Balyoz, Ergenekon haberleri için de aynı şeyi söylemek mümkün. Gazetesinin bir siyasi tasfiye operasyonunda rıza üretmek için bilinçli bir plan çerçevesinde kullanıldığını fark edemedi mi gerçekten yoksa kendisine sunulan büyük sahne ve ‘Demokrasi savaşçısı’ rolünün yanında bunları pek önemsemedi mi?

Şimdi yeni çıkan kitabının PR’ı eşliğinde Taraf sürecini savunurken bir zamanlar birlikte çalıştığı gençlere karşı –savunduğu Baransu dahil- kullandığı dildeki ‘bunlar sınıf atlamayan çalışan zavallı fakir çocuklar’ imasını insan görmezden gelemiyor.

Sanki ‘o çocukları’ sınıf atlamak için her türlü alçaklığı, düzenbazlığı yapacak zavallılar konumuna oturturken kendi ününün köklü ailesinin aristokratikleşmiş konumundan dolayı hak edilmiş olduğunu, hak edilmiş ünü yüzünden bir yere tırmanma ithamı ile karşılaşmasının söz konusu olamayacağını da yüzümüze çarpmak istiyor.

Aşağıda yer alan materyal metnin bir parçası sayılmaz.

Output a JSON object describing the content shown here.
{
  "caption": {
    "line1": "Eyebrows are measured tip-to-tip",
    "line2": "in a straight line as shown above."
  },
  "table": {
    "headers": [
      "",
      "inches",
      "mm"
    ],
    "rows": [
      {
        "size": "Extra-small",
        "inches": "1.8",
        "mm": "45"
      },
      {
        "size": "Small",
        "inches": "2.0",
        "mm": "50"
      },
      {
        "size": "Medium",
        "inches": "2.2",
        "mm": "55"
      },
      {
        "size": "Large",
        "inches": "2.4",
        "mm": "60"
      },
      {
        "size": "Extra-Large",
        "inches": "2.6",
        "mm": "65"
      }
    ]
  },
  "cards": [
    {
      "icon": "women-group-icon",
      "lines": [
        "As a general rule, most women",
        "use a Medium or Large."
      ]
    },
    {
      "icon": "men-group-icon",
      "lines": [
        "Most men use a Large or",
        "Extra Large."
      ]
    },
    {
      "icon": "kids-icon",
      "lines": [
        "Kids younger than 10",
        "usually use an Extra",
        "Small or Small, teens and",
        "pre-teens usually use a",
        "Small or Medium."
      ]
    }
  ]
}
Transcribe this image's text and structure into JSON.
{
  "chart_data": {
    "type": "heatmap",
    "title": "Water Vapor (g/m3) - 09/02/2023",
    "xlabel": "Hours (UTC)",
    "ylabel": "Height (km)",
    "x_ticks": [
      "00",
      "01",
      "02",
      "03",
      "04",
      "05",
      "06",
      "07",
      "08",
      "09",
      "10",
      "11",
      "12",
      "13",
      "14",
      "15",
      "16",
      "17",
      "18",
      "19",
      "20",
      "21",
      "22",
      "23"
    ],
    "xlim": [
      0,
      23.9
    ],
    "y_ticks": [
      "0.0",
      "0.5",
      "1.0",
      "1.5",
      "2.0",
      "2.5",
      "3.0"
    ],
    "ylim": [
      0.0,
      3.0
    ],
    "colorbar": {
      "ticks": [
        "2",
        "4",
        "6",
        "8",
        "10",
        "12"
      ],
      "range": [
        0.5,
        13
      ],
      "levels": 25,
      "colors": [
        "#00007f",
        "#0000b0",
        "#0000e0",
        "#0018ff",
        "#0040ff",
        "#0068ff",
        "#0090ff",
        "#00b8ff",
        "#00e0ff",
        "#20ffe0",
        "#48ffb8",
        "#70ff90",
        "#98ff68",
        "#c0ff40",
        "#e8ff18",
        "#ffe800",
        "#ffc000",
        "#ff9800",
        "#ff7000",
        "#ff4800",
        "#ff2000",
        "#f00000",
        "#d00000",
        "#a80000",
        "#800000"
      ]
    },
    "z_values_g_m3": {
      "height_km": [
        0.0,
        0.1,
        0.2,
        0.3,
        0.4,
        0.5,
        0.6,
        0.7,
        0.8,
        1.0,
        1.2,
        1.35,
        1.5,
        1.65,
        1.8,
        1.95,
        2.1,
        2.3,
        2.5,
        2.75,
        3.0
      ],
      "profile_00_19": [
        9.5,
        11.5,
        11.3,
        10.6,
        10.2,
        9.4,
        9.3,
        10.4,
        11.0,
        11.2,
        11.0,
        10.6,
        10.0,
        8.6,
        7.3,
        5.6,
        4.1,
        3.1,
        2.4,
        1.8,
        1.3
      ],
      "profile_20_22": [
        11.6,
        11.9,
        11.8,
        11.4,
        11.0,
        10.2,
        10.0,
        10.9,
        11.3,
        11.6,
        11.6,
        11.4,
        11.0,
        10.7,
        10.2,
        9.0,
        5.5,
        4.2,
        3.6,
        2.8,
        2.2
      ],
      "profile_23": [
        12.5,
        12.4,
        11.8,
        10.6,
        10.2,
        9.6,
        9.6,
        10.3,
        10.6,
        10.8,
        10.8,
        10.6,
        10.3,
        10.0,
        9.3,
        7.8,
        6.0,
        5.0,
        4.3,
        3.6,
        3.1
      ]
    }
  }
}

Fakirsen ve babanı kimse tanımıyorsa yani ‘soylu’ değilsen idealler uğruna savaşmak haddine mi diyen bir mülk sahibinin kibrini belki herkes aklıyla değil ama en azından kalbiyle hissetti.

Ve içinden belki şöyle dedi: “Tamam belki onlar hayatın rüzgarında savrulup bir yere tutunmak için acz içinde dal uzatana tutunan ‘çocuklardı’ ama sen de herkese tepeden bakıp, beyaz atlı şövalye gibi seni gösterecek her kaideye sorgusuz-sualsiz gidip oturacak denli düşkün bir ruhtun.”

O düşkünlükle bir orduya tek başına meydan okuyan yalnız savaşçı edası birbirinin üzerine hiç oturmuyordu.

Ve bence o viski bardağı, o ayakkabılar bu yüzden o kadar gözümüze gözümüze çarptı.